We are undoubtedly a culture that is both super aware as well as curious about the “celebrity” lifestyle. We are not at fault; consider the consistency at which our media monopolizes our screen time with news about a starlet gone bad or a young pop star that has recently fallen into a life of drugs and debauchery. We see images of actors, athletes, directors and politicians flit across our TVs at an alarming rate, is  it surprising that we would have an odd fixation with them?

This fixation can be attributed to a means of controlled escapism, a want to live vicariously through others seemingly without hardships, or simply as a collective gain of entertainment.

I understand the curiosity. What I don’t get is why we care about those who have let their ugly sides show.

In the past few days it has been announced that Piers Morgan Live is on its way to an unsurprising cancellation, and television star Alec Baldwin is “leaving public life.”

(Photo by Flickr user pvera)

When a person is of public interest, no matter from what walk of life he or she comes from, and then performs an illicit act, says something with vicious intent or anything derogatory or discriminatory, he or she should be held accountable for the actions and words. Just like anyone else would expect to be.

A person being held to his or her actions is not something that is often seen in Hollywood — especially for men.

Regarding Piers Morgan Live, it seems that no one is too anxious to rally around the show. According to CNN, even staff members on the show are happy about the cancellation due to Morgan being a difficult person to work with.

Such difficulties were presented for everyone to see when he interviewed Janet Mock, an advocate and leader for the transgender community, and proceeded to antagonize her, fight her and then poorly deal with the fallout. He was seen as petty and childish while Mock kept her composure throughout the entire debacle.

Alec Baldwin has been on a tailspin for months now and has announced in a long essay for the New York Magazine that he is choosing to retreat from public life. This is months after his television show for MSNBC was pulled after he supposedly used a gay slur in public. That was not the first time he has been seen as angry or belligerent.

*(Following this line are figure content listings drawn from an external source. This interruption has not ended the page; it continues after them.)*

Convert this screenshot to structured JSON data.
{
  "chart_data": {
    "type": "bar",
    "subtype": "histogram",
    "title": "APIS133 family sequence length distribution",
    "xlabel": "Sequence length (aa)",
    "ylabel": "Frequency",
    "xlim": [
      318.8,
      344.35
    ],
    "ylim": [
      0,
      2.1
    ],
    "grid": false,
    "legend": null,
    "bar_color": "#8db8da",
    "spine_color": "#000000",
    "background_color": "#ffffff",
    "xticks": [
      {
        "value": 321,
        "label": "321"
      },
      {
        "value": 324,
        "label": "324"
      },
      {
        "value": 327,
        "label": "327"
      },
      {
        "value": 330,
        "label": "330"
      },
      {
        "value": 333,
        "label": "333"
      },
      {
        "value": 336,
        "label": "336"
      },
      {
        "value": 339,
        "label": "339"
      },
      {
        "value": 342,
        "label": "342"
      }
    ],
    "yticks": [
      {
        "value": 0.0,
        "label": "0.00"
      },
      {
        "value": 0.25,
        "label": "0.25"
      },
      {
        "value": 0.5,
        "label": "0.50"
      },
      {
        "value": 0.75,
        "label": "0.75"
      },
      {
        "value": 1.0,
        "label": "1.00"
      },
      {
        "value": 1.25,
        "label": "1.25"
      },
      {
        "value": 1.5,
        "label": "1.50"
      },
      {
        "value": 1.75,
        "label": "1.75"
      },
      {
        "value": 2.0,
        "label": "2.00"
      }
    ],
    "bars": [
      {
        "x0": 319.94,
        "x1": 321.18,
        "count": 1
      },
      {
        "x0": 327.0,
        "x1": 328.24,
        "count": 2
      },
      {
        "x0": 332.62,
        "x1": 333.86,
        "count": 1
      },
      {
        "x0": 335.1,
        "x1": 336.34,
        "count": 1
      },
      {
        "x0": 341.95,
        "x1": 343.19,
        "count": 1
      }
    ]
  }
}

We often get caught up in the spectacle of the celebrity lifestyle but we do not have to endorse bad behavior. Just because you liked Baldwin on “30 Rock” does not mean you have to support his views or what he says.

Despite our fascination with Hollywood, it is important to note that the scandal that happens in the midst of that town is often riddled with patriarchy, the power-hungry, and the ignorant. By not supporting people like Morgan or Baldwin you are taking a stand against the media that perpetuates the idea that people placed on a pedestal can get away with anything due to their social status. It may seem insignificant, but it is a step.